Chaque année, des milliers de disciples du Sak Yant, le tatouage bouddhiste, se font encrer au temple de Wat Bang Phra.
Chaque année, des milliers de disciples du Sak Yant, le tatouage bouddhiste, se font encrer au temple de Wat Bang Phra. Début mars, le célèbre sanctuaire thaïlandais organise le festival Wai Khru dédié aux maîtres tatoueurs. Les Sak Yant protègent ses disciples et leur confèrent des pouvoirs surnaturels. Durant le festival, les possédés du Yantra entrent en transe et sèment le chaos. Ils laissent dans leur sillage une forte aura mystique.
Texte : Alexandra Bay – Article publié dans Tatouage Magazine
À 50 km à l’ouest de Bangkok, Wat Bang Phra est le temple des dévots du Sak Yant. Le mot Sak signifie tatouer et le Yant est un dessin géométrique agrémenté de Katas, des prières bouddhistes. Début mars, le festival annuel Wai Khru accueille plus de 15 000 disciples, des Thaïlandais, mais aussi des touristes de passage. En Thaïlande, le Wai Khru est une cérémonie commune à toutes les professions. Le mot Khru — ou Kru — est une contraction du thaïlandais Kuru, traduction du sanscrit Guru qui veut dire enseignant.
Ainsi, le festival Wai Khru du temple de Wat Bang Phra rend hommage à ses professeurs tatoueurs, les Khru Sak. Experts du Sak Yant, les maîtres lisent le Pali une langue indienne très ancienne. Ils maîtrisent l’alphabet khmer et les Yant. Ils connaissent par cœur les chants de bénédiction et insufflent des pouvoirs occultes aux Sak Yant.
L’icône des Khru Sak est le moine vénérable Luang Phor Pern, le 8e abbé du temple. Son imposante statue trône dans le parc de Wat Bang Phra. Luang Phor Pern a dirigé le sanctuaire pendant 40 ans et jusqu’à sa mort en 2001, à l’âge de 79 ans. Son corps momifié repose dans un cercueil en verre, accessible aux disciples. Le Khru Sak était une figure populaire locale. Ainsi, le site Sak-Yant.com affirme que son Yant était « réputé pour sa beauté esthétique, mais aussi pour son pouvoir ». Il a transmis son savoir-faire à cinq moines de la lignée Wad Bang Pra, toujours en activité au temple.

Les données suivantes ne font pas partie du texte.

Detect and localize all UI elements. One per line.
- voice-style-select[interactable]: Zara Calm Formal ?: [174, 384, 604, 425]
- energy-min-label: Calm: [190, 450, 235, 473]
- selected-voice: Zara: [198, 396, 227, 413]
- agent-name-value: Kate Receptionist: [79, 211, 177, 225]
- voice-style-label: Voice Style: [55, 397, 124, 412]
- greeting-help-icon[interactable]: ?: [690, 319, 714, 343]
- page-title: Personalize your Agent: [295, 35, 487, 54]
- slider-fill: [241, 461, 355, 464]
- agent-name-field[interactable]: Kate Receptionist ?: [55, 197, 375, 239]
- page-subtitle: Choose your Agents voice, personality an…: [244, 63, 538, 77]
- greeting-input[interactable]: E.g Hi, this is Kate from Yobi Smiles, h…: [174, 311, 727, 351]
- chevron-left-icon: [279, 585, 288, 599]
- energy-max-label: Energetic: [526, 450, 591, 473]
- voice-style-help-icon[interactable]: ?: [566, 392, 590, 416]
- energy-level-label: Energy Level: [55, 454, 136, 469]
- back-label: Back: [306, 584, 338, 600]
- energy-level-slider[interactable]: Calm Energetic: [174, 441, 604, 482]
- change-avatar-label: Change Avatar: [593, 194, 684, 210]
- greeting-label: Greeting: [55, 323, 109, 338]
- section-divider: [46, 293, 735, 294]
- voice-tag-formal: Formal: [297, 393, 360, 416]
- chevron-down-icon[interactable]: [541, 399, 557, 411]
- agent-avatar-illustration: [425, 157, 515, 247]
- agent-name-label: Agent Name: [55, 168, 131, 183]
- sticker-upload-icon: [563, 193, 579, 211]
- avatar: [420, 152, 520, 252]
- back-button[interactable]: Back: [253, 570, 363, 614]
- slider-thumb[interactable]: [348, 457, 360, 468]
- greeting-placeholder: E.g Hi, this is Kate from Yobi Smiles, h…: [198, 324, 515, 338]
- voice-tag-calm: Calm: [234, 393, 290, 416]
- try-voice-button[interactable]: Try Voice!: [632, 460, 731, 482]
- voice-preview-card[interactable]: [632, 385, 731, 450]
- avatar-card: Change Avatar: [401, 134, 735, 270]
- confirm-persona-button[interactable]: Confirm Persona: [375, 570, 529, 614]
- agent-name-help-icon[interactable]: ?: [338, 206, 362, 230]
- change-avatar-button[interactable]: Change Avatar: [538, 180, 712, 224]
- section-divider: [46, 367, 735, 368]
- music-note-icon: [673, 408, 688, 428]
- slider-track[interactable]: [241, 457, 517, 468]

À la fin de la séance, le moine chante un kata, tout doucement. C’est la seule manière d’activer les vertus ésotériques du Sak Yant.
Surnommé le roi des tigres, Luang Phor Pern était également reconnu pour ses nombreuses amulettes de protection. Bénies par le bonze, elles ont les mêmes pouvoirs extraordinaires que les Sak Yant. D’ailleurs, les disciples les accumulent autour du cou, tels des lucky charms. Celle de Luang Phor Pern est un dessin du moine qui médite sur un tigre bondissant. Grâce à cet expert du Sak Yant, Wat Bang Phra est devenu la Mecque du tatouage. Sa réputation a largement dépassé les frontières de la Thaïlande.
La veille du festival
Le festival Wai Khru est avant tout un événement religieux Bouddhiste aux rituels codifiés. La veille de la manifestation, on prépare une scène autour de la statue géante de Luang Phor Pern. Les moines les plus puissants seront assis sur cette estrade pour conduire la cérémonie. Ensuite, les moines procèdent au Krob Kroo. Ils invoquent les dieux ermites Lersi pour préserver les disciples de la magie noire et des mauvais esprits. Ils utilisent le Ruesi, une grosse tête couronnée dorée.
Elle représente les maîtres anciens et la transmission du savoir. D’ailleurs, l’apprenti qui devient tatoueur reçoit le masque de Ruesi entre les mains. Cela signifie qu’il est enfin un Khru Sak. L’ermite Lersi le plus populaire est Por Gae Dtaa Fai. La légende dit qu’il a découvert le secret pour ajouter de la magie aux tatouages. Il est parfois représenté avec 3 yeux et une peau de tigre posée sur sa robe rouge. Pendant la cérémonie du Krob Kroo, les moines vont tatouer plus de 24 heures d’affilée.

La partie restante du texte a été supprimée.